Known issues and TODO

• The real-time camera pose estimation gets progressively slower as more frames are added due to the increased amount of landmarks
  • implement a more efficient landmark search algorithm
• Add support for the realsense API and real-time capture and reconstruction
• SIFT is not particularly fast
  • experiment with SURF and/or ORB
• The texture projection stage runs out of system RAM
  • load and save the projected textures individually instead of acting on the entire sequence at once
• Xatlas produces poor UVs
  • if we cannot get Xatlas to keep connected triangles connected in the UV -map as well, the plan is to phase out Xatlas at some point in favor of some other solution
• Also planned in the next release is a better texture projection algorithm based on inverse-matrices.
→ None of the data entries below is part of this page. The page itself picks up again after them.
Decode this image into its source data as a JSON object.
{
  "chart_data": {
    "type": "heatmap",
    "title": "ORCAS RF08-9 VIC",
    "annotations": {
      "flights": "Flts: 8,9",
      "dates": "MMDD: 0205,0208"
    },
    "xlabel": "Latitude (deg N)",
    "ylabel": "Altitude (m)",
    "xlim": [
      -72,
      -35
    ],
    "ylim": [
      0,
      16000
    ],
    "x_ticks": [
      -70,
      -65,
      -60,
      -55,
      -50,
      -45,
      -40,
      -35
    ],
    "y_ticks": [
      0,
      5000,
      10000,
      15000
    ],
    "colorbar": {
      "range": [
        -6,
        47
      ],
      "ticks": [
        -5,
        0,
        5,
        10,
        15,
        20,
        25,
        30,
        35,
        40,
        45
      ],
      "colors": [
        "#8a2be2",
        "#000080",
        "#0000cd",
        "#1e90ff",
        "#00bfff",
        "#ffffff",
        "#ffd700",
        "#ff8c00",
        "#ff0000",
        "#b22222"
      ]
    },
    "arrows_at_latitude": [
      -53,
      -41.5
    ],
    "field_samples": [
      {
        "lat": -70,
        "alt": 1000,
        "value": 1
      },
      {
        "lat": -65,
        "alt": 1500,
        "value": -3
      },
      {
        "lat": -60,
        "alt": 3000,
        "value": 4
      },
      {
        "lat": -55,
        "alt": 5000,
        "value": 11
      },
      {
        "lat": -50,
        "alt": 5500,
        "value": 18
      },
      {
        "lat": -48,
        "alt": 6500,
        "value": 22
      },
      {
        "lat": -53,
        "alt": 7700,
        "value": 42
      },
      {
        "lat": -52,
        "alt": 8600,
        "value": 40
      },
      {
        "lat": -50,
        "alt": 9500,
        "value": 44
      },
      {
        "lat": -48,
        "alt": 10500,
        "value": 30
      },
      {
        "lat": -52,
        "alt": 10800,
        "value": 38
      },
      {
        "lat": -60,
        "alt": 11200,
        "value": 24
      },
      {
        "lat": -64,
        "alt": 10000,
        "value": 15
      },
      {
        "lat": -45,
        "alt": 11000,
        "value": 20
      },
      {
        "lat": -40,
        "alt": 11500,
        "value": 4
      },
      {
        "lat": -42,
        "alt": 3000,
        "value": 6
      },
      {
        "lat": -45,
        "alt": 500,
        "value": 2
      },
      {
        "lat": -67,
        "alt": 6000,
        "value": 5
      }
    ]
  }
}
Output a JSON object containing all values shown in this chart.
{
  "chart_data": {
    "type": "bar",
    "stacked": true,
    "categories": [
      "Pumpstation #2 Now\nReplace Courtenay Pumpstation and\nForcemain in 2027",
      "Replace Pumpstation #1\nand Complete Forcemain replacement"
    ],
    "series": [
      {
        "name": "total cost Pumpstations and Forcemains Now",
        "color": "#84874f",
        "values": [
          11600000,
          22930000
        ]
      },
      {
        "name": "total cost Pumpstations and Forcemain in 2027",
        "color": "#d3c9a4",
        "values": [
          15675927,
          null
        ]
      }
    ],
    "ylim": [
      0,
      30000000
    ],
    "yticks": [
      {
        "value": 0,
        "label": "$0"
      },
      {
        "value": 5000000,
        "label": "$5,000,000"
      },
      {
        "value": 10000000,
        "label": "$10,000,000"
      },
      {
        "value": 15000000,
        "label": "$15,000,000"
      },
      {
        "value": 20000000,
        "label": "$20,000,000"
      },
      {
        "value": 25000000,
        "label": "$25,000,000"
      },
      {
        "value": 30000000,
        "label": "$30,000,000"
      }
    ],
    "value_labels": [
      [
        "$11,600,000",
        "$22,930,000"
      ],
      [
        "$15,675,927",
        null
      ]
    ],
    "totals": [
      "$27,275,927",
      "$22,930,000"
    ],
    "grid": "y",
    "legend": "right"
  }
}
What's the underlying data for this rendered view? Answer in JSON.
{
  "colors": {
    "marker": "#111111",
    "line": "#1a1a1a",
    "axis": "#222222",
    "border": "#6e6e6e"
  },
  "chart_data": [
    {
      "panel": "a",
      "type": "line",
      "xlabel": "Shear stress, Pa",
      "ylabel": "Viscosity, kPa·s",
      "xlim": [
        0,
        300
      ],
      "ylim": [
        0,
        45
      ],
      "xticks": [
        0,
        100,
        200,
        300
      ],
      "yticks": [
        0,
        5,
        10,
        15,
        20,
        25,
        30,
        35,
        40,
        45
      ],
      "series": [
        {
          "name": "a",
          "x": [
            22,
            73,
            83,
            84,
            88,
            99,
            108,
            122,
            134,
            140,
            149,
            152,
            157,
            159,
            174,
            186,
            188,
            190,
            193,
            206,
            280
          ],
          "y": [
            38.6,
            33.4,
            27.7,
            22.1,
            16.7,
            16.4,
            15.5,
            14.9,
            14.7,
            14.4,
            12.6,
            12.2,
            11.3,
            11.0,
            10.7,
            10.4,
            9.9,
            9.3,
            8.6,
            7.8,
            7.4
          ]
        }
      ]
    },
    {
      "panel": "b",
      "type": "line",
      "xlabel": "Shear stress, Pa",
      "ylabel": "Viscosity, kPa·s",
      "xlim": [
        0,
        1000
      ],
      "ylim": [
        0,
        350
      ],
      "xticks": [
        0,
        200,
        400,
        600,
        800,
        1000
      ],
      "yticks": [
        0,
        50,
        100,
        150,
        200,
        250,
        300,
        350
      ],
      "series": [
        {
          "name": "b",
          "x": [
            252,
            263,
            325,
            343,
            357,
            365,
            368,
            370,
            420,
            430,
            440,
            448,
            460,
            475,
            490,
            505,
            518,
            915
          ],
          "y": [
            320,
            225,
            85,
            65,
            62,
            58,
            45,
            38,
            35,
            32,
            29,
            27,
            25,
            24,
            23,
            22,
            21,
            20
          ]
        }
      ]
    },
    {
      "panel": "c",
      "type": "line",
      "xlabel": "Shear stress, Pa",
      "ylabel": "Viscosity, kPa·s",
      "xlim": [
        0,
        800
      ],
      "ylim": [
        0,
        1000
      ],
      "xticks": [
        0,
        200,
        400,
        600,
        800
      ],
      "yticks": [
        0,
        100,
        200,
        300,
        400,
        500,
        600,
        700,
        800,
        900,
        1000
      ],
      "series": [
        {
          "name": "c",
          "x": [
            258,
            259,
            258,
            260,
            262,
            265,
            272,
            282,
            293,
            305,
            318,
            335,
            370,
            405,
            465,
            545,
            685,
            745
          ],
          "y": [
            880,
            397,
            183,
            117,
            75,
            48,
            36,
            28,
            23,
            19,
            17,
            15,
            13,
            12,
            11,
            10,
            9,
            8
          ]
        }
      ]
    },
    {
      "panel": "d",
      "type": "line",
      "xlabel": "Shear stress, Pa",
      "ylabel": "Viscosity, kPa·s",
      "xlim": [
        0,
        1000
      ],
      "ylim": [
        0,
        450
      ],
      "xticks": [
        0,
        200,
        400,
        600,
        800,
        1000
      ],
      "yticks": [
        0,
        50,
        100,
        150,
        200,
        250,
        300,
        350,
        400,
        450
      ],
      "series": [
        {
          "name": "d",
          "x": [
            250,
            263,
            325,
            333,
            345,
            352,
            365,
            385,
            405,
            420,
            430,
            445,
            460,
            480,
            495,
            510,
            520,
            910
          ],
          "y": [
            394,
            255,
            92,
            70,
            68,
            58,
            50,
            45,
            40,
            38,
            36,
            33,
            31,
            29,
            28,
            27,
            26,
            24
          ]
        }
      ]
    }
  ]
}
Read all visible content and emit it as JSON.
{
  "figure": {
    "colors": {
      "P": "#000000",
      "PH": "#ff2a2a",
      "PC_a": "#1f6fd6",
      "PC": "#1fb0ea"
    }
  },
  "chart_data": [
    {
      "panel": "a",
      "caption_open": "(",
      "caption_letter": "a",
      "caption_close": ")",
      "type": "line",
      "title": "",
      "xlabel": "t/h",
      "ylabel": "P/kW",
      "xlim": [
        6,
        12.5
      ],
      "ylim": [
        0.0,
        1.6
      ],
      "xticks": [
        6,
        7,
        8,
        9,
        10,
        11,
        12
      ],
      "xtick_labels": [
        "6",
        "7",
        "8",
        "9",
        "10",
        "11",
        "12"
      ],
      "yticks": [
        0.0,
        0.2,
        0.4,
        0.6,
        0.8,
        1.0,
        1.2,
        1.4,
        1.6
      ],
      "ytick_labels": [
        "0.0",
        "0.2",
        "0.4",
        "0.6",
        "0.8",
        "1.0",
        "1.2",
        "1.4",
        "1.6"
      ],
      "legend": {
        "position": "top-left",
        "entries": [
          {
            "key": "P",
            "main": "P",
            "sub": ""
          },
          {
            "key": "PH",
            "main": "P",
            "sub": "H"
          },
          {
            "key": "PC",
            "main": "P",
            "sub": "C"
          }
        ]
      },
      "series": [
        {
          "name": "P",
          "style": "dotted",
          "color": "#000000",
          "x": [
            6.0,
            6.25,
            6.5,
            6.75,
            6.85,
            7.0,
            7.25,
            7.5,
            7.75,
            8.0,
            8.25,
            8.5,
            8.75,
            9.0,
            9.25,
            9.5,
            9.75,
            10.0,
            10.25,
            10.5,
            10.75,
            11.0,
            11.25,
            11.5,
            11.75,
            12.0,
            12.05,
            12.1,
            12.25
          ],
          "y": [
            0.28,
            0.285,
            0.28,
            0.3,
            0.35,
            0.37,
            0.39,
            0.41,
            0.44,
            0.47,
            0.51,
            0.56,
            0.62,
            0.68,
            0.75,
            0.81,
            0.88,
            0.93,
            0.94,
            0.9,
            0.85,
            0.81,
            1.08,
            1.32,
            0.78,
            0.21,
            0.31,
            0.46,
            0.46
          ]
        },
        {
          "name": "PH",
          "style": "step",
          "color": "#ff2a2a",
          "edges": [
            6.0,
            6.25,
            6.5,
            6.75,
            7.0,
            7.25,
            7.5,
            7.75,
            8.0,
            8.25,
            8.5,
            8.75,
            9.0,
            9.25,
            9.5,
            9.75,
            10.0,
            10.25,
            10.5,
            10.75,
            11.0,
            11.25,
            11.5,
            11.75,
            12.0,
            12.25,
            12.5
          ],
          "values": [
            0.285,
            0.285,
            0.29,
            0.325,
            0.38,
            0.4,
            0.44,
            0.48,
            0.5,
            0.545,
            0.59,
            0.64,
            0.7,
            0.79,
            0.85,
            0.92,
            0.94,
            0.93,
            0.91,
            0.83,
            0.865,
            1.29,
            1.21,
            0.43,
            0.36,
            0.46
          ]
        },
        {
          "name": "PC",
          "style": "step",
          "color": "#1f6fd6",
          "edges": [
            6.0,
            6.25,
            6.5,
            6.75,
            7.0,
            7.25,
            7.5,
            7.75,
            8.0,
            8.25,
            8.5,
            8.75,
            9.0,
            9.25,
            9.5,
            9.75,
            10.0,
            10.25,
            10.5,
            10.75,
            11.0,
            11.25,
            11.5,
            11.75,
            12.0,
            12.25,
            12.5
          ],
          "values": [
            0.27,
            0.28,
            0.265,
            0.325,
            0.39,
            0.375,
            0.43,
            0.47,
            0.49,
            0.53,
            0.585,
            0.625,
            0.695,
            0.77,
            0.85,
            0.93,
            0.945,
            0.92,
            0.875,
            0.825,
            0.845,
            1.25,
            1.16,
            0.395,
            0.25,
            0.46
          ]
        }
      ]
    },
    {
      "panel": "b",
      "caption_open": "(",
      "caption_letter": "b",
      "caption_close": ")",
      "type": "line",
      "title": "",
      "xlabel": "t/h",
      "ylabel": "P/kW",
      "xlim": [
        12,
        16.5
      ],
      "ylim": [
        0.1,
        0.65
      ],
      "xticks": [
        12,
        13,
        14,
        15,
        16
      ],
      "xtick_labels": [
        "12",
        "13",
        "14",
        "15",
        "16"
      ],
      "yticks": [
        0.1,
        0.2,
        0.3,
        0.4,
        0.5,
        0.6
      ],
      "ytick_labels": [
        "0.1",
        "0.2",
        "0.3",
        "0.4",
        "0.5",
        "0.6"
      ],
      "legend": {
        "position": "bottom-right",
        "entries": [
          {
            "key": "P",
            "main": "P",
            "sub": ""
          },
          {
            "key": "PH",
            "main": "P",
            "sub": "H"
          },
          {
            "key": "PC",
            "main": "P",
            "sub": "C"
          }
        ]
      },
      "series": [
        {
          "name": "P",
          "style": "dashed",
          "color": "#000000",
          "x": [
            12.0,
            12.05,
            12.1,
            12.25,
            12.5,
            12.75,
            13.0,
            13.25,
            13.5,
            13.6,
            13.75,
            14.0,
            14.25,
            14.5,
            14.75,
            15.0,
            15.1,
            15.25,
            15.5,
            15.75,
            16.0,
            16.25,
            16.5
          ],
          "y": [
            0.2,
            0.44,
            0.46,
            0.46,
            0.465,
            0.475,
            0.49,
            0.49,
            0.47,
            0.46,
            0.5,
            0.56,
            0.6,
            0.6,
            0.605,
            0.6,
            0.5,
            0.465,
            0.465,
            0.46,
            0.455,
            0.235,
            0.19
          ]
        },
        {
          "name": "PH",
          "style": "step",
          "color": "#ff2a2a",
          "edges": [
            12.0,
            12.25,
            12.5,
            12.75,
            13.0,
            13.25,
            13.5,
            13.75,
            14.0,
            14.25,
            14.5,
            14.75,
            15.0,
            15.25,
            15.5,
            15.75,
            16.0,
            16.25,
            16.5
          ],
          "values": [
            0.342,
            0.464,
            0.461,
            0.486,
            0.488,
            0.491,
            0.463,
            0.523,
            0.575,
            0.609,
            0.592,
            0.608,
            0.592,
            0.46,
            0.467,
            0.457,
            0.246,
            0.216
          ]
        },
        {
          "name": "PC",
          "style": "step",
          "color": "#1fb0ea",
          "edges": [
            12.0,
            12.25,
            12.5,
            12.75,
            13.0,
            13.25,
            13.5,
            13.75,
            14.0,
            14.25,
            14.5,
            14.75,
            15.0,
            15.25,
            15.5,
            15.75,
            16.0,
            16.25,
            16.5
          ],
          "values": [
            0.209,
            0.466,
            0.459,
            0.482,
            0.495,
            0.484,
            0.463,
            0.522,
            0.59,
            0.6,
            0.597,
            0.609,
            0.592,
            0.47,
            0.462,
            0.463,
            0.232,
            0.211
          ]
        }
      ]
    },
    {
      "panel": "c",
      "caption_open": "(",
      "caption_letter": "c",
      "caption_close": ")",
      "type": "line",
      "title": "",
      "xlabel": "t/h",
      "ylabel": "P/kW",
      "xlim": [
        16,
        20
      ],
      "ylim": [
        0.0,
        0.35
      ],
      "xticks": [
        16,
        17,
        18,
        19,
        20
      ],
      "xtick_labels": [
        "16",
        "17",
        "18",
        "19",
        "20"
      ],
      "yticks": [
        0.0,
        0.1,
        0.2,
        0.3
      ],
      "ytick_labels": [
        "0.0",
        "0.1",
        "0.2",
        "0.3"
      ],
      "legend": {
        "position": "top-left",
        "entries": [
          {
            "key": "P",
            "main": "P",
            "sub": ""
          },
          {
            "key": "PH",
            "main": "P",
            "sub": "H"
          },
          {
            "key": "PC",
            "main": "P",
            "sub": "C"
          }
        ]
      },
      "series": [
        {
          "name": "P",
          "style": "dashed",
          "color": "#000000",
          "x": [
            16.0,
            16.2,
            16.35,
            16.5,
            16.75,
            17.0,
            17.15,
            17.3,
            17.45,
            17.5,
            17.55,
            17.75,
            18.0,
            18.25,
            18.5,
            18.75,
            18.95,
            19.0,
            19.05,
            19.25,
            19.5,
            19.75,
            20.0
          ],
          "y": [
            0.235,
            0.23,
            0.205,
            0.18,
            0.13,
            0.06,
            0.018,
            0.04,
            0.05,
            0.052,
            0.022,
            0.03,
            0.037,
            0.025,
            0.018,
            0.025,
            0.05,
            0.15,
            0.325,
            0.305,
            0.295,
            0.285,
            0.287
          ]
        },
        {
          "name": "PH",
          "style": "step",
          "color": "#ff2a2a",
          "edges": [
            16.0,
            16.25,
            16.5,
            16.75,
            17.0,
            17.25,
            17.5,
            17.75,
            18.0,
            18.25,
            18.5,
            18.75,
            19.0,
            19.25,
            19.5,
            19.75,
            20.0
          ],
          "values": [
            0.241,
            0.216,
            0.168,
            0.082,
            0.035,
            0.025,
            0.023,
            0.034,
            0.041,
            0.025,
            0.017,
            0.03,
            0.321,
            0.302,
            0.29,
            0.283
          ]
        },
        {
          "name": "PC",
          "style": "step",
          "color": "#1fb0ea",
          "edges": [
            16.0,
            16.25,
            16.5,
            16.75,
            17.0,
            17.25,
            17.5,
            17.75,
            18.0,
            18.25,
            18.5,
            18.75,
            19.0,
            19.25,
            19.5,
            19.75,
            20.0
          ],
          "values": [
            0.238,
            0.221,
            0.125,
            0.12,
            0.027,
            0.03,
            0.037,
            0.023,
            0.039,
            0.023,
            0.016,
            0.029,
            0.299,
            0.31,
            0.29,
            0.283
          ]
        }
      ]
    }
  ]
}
This should not only be faster, but more scalable for very large and high-poly meshes as well. Additionally, this would reduce the issue of UV bleeding.
• Implement a way of smoothing noisy depth maps, decrease the effect of "edge bleed" on sharp depth transitions. Could view synthesis be used for this?

Paper

If you are using Open3DGen in your research, please refer to the following paper:
T. T. Niemirepo, M. Viitanen, and J. Vanne, “Open3DGen: Open-Source software for reconstructing textured 3D models from RGB-D images,” Accepted to ACM Multimedia Syst. Conf., Istanbul, Turkey, Sept.-Oct. 2021.